Rachel Reeves now has the perfect reason to raise taxes in the October Budget, after huge public sector pay rises last month led to a £3bn increase in government debt.
Not that the Chancellor needed an apology. She has been sounding the alarm bells since the election, desperately warning of a £22 billion black hole in the public finances and that the previous Labour government had left the worst economic legacy since the Second World War.
But now she has a more legitimate claim, or so she will say.

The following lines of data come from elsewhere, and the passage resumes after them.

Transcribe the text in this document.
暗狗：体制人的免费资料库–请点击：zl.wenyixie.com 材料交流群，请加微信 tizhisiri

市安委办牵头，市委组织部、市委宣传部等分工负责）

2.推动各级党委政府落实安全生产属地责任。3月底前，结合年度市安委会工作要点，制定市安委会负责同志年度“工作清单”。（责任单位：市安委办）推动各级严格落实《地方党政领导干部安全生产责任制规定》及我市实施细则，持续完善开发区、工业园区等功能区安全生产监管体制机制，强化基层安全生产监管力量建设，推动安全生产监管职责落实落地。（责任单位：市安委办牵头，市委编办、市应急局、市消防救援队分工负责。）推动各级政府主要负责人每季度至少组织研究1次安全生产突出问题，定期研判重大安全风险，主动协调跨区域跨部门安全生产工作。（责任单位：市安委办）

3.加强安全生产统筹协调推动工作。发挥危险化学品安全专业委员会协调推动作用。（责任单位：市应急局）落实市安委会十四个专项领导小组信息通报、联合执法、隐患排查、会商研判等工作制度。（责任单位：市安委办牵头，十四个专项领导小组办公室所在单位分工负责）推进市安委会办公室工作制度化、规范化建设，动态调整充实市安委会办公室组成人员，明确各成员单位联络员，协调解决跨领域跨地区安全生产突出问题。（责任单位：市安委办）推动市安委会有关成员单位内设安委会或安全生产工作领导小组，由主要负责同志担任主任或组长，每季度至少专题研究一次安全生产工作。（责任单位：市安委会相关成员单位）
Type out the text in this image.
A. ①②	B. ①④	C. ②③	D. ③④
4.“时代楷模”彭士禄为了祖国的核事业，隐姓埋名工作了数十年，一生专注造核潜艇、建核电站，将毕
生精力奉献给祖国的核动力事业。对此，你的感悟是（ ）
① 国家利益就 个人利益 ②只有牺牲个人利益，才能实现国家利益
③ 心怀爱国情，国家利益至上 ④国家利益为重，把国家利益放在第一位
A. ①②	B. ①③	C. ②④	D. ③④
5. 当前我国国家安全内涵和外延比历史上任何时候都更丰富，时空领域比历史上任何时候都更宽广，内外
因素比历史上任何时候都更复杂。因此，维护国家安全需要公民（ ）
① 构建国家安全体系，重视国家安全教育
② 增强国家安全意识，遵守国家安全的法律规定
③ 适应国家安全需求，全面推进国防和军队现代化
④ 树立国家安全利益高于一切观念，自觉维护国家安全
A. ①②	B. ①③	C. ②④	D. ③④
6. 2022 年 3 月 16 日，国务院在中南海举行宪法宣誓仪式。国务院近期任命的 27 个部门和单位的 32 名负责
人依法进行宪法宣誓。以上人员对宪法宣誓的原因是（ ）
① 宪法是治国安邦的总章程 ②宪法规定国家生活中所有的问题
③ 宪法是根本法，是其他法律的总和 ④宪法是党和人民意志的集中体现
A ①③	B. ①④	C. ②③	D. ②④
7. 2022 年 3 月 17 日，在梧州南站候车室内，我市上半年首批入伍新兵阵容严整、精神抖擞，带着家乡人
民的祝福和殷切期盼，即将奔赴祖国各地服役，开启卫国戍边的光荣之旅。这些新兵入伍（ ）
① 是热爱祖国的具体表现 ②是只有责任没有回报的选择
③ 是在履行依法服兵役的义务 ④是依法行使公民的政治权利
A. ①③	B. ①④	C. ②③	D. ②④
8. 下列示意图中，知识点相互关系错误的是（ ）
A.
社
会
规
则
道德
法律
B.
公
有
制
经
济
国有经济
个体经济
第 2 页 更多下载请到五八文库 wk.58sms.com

What’s next? Rachel Reeves now has the perfect cover for raising taxes in the October budget
July figures from the Office for National Statistics (ONS) show the Treasury has borrowed £51.4 billion this year – £4.7 billion more than the Office for Budget Responsibility (OBR) had forecast.
Last month’s borrowing was mainly higher due to recent generous public sector pay deals, which the OBR said may have cost £5.8bn more than planned.
And there is more to come, as the spending figures do not yet include the recent generous salaries for young doctors and machinists.
As the economy has been more robust over the past six months, income rose to £91bn in July.
This was slightly lower than expected, but still around £1.7bn higher than the same month last year, due to rising income tax due to the freezing of thresholds, higher corporation tax rates and VAT.
It looks set to be a multi-billion pound tax raid for Reeves’ first budget on October 30. This raid is already being dubbed the Halloween Raid.
Pay rises: The spending figures do not include recent generous pay cuts for junior doctors or train drivers
You understand why.
Economists estimate the Chancellor wants to raise at least £10 billion a year through higher taxes, and increase borrowing by about £7 billion.
Reeves repeatedly promised during the election campaign that income tax, National Insurance and VAT rates would not be increased.
That just leaves Labour’s favourite honeypot to plunder: raising inheritance tax and capital gains tax.
It would be an extraordinarily foolish move for Reeves to tighten the noose on these wealth taxes, especially if she were to eliminate or interfere with the corporate property exemption, which allows family-owned businesses to pass on their firms without incurring huge tax liabilities.
Tax rises could actually cost the Treasury money. Some accountants estimate it could lose up to £2bn if it does so, as those with money to spare simply look for ways to protect their wealth.
It’s not just scaremongering either. From what I hear, wealth planners are being called back from the beach to advise their clients on setting up trusts and various other loopholes ahead of the budget.
They have nine weeks left to prepare for Halloween. Thousands of millionaires have already left the country in anticipation of Labour’s election victory.
Many plan to do this. What would be foolish is if higher taxes also drove away wealthy individuals who are often the most productive wealth creators.
Instead of taxing them more, Reeves should be looking at incentives to reinvest their wealth, since these are the people who are risking their capital by investing in the next generation of companies. If Reeves has any doubts, he should look back to the 1970s.